1). In line with this, we have previously shown that chemoprophylaxis can significantly affect levels of VSA
PAM-specific IgG in Cameroonian primigravidae without affecting levels of IgG with other VSA specificities (
23). Levels of IgG with specificity for the VSA expressed by each of the three VSA
PAM-expressing isolates were significantly and inversely related to the number of sulfadoxine-pyrimethamine doses, whereas the number of placebo doses had no effect (Table
2). Titration analysis indicated that the median level of IgG specific for each of the VSA
PAM-expressing isolates was largely unaffected in women who received only one sulfadoxine-pyrimethamine dose but was reduced two- to eightfold in women receiving multiple doses (data not shown). For the Busua-CSA isolate, the median level of VSA-specific IgG in women who had received three sulfadoxine-pyrimethamine doses were not significantly different from levels in unexposed control women (difference, 2.3 [95% confidence interval, −1.4 to 7.0] MFI units;
P [Mann-Whitney rank sum test] = 0.27). We conclude that multidose IPTp adversely affects acquisition of VSA
PAM-specific IgG in primigravidae, leading to significantly lowered plasma levels of VSA
PAM-specific IgG at term. This is an issue of potential clinical concern, as there is strong evidence in favor of a causal relationship between VSA
PAM-specific IgG levels and protection from untoward consequences of PAM (
6,
24). We acknowledge that the timing of IPTp treatments may have contributed to the dose dependency observed here, as women who received three doses received their first dose earlier than two-dose women, who in turn received their first dose earlier than single-dose women. Studies designed specifically to determine the optimal timing and number of IPTp doses are necessary to resolve this issue.
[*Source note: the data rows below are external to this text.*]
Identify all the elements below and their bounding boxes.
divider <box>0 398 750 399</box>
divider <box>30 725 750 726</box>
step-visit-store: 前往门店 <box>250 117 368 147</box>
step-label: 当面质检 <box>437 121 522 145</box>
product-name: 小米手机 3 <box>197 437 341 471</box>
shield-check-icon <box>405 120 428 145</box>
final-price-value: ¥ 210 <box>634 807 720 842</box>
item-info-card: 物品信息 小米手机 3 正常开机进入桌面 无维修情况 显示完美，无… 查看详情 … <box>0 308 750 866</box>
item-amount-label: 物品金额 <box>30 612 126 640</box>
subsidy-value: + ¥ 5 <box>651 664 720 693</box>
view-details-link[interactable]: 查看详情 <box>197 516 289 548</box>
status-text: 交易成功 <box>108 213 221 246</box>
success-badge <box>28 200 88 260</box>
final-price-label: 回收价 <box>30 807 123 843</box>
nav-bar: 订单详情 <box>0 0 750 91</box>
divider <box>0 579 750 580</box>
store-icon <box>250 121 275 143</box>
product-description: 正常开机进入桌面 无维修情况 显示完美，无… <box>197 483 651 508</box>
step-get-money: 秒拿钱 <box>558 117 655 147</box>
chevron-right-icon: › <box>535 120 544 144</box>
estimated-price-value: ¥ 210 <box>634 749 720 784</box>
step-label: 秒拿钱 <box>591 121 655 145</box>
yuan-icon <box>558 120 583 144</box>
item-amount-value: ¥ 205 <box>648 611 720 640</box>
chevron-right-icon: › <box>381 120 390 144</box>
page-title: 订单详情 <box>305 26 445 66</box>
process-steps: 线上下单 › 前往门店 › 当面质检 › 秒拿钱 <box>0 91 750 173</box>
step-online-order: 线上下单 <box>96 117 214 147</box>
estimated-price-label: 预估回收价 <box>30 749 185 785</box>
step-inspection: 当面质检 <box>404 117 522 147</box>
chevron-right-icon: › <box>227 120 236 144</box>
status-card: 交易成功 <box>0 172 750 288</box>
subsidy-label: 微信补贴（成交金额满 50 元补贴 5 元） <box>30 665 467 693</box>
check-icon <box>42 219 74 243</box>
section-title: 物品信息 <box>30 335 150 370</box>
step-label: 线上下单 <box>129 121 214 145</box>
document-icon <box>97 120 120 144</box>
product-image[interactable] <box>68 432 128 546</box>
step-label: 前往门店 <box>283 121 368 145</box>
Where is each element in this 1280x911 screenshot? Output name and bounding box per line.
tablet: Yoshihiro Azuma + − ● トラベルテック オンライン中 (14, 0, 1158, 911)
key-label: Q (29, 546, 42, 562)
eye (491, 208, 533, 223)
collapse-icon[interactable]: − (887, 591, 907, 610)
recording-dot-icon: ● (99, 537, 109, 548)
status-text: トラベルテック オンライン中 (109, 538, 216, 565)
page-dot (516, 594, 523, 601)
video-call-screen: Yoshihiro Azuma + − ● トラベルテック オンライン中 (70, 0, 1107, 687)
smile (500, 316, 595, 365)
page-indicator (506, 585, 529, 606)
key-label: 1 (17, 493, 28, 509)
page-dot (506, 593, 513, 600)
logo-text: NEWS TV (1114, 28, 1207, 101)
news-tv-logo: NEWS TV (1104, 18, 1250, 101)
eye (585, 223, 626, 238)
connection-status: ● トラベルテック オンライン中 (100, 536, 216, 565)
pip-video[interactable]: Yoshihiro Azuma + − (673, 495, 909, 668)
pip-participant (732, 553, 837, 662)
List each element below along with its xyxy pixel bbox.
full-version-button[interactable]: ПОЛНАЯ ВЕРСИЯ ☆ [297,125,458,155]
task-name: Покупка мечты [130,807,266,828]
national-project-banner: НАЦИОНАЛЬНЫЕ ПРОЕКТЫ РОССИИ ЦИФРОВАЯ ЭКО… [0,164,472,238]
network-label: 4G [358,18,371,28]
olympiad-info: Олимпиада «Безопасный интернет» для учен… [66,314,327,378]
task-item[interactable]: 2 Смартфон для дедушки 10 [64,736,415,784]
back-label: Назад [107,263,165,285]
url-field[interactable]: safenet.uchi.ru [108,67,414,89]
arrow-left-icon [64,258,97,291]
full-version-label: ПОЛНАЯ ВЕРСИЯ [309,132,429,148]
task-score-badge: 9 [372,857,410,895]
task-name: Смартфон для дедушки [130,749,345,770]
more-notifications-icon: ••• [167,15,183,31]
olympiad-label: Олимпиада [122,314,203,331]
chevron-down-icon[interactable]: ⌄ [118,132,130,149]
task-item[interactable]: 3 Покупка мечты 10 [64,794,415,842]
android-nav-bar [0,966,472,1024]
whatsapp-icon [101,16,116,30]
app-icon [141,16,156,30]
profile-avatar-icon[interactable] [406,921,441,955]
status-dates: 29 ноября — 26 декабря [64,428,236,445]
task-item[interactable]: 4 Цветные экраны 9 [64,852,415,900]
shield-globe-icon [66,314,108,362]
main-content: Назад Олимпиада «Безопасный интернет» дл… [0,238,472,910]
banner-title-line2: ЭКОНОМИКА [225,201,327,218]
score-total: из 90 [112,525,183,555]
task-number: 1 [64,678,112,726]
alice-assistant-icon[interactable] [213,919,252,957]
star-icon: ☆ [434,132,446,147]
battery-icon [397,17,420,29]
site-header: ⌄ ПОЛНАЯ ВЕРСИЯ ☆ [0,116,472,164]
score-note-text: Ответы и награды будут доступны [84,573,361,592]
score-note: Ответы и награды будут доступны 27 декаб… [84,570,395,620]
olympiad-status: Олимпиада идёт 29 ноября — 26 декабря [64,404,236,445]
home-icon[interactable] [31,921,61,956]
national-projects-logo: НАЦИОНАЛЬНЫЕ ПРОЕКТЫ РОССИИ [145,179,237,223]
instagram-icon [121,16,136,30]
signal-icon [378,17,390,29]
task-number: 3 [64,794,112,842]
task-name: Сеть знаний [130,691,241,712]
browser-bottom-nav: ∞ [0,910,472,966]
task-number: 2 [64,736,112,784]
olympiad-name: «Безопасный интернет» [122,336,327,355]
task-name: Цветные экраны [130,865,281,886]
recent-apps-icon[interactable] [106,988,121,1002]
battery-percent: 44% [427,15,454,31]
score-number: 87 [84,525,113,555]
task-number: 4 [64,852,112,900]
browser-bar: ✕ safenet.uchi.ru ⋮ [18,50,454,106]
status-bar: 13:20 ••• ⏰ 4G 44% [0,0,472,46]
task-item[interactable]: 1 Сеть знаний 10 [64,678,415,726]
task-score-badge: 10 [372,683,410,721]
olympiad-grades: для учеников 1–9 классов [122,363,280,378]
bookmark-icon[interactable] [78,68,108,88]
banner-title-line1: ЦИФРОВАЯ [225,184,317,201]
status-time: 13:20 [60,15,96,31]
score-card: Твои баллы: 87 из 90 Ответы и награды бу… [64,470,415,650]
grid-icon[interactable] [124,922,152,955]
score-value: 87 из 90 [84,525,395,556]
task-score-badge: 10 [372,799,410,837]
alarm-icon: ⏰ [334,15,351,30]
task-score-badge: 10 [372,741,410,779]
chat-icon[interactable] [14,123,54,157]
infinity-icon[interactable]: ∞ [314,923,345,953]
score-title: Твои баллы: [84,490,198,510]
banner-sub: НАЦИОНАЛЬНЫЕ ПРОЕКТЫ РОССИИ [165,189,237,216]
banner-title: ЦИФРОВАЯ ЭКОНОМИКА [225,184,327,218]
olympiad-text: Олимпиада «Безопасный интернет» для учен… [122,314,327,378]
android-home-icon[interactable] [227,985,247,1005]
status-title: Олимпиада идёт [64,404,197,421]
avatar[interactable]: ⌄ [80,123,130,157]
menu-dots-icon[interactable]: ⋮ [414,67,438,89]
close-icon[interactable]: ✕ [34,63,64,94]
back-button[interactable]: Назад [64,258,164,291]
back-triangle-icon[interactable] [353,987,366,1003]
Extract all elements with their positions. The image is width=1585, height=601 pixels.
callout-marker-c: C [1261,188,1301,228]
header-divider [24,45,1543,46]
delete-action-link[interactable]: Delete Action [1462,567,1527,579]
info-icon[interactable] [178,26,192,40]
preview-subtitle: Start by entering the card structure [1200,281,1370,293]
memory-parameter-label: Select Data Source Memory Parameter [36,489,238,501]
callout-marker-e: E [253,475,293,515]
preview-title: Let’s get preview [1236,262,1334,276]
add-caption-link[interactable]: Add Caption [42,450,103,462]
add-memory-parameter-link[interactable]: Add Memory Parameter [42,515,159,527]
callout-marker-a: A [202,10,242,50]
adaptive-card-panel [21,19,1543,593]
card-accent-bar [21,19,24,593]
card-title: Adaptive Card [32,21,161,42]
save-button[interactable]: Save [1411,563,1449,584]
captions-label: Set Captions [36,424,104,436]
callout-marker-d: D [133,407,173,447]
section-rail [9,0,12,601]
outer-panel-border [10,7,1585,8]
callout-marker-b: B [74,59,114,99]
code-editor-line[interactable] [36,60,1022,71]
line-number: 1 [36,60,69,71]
The impact of chemoprophylaxis during a first pregnancy on a second-pregnancy outcome has previously been studied (
9). The authors of that study concluded that restriction of chemoprophylaxis to primigravidae does not appear to put recipients at increased risk in subsequent pregnancies. However, many of the women in their study were recruited and given chemoprophylaxis only in the third trimester, making it probable that some already had PAM and had acquired VSA
PAM-specific immunity at the time of recruitment. Our data on women receiving only one dose of sulfadoxine-pyrimethamine support this possibility. Secondly, endemicity in Gambia is considerably lower than in our study area, making it likely that a proportion of the Gambian women who received a placebo remained uninfected during their first pregnancy and thus did not acquire VSA
PAM-specific immunity. Both factors tend to obscure a protective effect of VSA
PAM-specific IgG against maternal anemia and LBW.
In conclusion, our data suggest that multidose IPTp interferes with acquisition of protective immunity to PAM in P. falciparum-exposed primigravidae. Once given, it may therefore be necessary to repeat IPTp in all subsequent pregnancies. This conclusion is in agreement with the most recent World Health Organization recommendations that women of all parities in malaria-endemic areas should be offered IPTp.